Molecular analysis of 4q35 rearrangements in fascioscapulohumeral muscular dystrophy (FSHD): application to family studies for a correct genetic advice and a reliable prenatal diagnosis of the disease

In the majority of facioscapulohumeral muscular dystrophy (FSHD) families (about 95%) the genetic defect has been identified as a deletion of a variable number of KpnI repeats in the 4q35 region, although no specific transcripts from this locus have been isolated so far. Molecular diagnosis is based on the detection by probe p13E-11 of EcoRI small fragments, in the range 10-28 kb, that are resistant to BlnI digestion. In family studies this probe is used with other 4q35 polymorphic markers to assign the haplotype associated with the disease. So far, we performed DNA analysis in 145 FSHD families and identified the 4q35 DNA rearrangement not only in affected individuals, but also in healthy subjects at risk of transmitting the disease, such as non-penetrant gene carriers and somatic mosaics. In addition we applied prenatal tests to 19 fetuses, using DNA extracted from chorionic villi samples (CVS) at 10-11 weeks of gestation. The FSHD status, as determined by the presence of BlnI-resistant small fragments associated with the at risk haplotype, was assessed in nine fetuses; in the remaining 10 cases the disease was excluded. Our results show that molecular analysis of 4q35 rearrangements is a reliable indirect method to perform diagnostic, predictive and prenatal tests in FSHD.

Evaluation of the facioscapulohumeral muscular dystrophy (FSHD1) phenotype in correlation to the concurrence of 4q35 and 10q26 fragments

Probe p13E-11 (locus D4F104S1) detects two highly homologous polymorphic loci on chromosomes 4q35 and 10q26. Previous reports in the literature have described a correlation of shortened 4q35-specific fragments and facioscapulohumeral muscular dystrophy (FSHD1). We have identified 30 FSHDI families (46 patients) carrying one short 4q35 and one short 10q26 fragment.
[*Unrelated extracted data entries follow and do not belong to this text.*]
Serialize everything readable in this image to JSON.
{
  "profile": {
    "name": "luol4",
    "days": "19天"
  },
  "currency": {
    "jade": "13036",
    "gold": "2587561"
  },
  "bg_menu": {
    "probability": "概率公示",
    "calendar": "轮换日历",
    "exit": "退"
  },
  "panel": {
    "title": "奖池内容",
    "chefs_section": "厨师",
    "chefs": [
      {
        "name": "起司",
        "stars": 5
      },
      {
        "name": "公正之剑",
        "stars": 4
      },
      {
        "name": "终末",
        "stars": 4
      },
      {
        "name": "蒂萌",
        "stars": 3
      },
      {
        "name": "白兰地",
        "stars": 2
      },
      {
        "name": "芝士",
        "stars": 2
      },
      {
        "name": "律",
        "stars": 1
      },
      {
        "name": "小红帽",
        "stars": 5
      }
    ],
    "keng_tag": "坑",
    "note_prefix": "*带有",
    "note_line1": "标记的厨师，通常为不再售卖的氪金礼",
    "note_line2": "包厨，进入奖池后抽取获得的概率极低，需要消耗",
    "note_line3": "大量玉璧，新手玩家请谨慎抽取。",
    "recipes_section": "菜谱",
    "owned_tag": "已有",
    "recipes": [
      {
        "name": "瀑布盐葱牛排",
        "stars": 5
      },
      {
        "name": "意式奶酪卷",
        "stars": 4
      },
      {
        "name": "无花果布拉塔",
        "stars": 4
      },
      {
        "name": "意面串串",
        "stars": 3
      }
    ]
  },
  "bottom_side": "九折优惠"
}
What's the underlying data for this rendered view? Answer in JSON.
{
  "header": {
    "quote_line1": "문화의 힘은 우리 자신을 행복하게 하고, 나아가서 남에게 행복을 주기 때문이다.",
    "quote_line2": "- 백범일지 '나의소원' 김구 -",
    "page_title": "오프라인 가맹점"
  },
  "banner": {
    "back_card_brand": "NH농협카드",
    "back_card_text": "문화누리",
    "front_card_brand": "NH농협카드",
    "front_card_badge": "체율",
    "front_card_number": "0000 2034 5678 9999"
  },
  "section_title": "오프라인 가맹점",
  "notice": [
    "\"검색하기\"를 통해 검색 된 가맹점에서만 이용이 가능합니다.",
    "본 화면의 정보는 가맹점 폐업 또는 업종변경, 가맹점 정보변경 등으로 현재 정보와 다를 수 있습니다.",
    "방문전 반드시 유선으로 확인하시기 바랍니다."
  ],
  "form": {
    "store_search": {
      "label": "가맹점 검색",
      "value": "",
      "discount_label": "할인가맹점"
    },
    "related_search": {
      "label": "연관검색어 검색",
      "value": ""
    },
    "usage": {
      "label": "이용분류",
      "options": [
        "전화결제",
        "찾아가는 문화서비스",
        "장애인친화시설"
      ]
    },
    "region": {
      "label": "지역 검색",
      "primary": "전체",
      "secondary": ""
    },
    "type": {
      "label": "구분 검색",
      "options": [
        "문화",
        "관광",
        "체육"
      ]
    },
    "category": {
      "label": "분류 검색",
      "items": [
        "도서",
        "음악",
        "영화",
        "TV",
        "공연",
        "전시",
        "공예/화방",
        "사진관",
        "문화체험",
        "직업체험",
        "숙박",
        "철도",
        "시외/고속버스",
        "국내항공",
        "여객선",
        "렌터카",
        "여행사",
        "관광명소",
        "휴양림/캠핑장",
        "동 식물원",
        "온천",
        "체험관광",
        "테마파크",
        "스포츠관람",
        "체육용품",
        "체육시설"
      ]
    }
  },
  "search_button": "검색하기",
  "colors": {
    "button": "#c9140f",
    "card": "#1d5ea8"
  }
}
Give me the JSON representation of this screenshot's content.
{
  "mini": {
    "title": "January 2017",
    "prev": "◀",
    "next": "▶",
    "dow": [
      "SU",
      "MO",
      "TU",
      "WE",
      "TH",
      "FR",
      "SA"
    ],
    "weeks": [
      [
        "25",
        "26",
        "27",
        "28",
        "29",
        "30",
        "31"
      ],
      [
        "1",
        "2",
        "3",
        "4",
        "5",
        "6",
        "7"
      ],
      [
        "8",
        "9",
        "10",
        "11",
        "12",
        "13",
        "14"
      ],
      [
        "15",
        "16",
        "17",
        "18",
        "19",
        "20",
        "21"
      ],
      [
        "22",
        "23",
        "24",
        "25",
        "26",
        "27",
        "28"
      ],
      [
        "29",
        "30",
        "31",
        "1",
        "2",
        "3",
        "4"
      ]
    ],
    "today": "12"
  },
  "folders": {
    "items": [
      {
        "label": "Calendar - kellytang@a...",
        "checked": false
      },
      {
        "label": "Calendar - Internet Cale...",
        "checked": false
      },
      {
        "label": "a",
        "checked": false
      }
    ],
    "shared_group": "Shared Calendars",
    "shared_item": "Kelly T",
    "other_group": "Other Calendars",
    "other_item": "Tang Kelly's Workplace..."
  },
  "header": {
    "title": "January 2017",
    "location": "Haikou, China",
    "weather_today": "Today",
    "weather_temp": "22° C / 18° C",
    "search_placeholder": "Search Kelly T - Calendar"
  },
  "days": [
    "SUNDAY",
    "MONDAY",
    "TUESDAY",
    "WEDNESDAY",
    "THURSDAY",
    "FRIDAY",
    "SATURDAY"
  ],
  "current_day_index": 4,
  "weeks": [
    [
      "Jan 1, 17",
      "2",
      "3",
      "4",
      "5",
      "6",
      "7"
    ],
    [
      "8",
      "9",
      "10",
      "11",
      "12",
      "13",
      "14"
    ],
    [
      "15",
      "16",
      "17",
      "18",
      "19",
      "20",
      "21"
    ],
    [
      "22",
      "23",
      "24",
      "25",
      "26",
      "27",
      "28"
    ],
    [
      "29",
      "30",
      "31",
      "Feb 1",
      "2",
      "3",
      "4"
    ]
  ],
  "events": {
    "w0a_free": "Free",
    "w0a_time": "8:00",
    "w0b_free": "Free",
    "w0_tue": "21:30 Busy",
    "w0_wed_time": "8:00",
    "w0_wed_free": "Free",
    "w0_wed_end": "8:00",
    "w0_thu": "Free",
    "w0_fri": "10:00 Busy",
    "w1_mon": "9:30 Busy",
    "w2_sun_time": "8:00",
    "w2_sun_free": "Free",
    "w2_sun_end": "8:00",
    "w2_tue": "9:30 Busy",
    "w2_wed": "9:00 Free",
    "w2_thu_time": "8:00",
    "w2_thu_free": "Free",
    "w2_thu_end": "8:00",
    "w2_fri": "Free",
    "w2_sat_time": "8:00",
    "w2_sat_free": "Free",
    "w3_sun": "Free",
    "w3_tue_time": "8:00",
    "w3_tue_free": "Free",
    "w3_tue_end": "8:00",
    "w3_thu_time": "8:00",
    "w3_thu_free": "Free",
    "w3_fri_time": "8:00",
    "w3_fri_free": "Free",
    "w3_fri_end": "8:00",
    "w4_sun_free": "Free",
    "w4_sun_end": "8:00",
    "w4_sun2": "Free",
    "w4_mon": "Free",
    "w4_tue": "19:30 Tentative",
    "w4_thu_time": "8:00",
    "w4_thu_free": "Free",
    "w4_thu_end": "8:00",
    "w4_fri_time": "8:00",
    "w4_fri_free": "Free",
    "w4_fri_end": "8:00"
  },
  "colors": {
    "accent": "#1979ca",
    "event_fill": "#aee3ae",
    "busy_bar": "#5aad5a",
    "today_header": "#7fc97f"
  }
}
The clinical data of these patients were compared with those of 47 families (131 patients) showing a single short 4q35 fragment, in order to evaluate a potentially modifying influence of shortened 10q26 fragments on the phenotype. According to our results, the polymorphic locus on 10q26 does not modify the FSHDI phenotype. The normal population (14%) and our FSHDI population (13%) did not significantly differ in the overall frequency of short polymorphic 10q26 fragments. The specificity of the p13E-11/EcoRI-BlnI test for FSHD1 was 100%.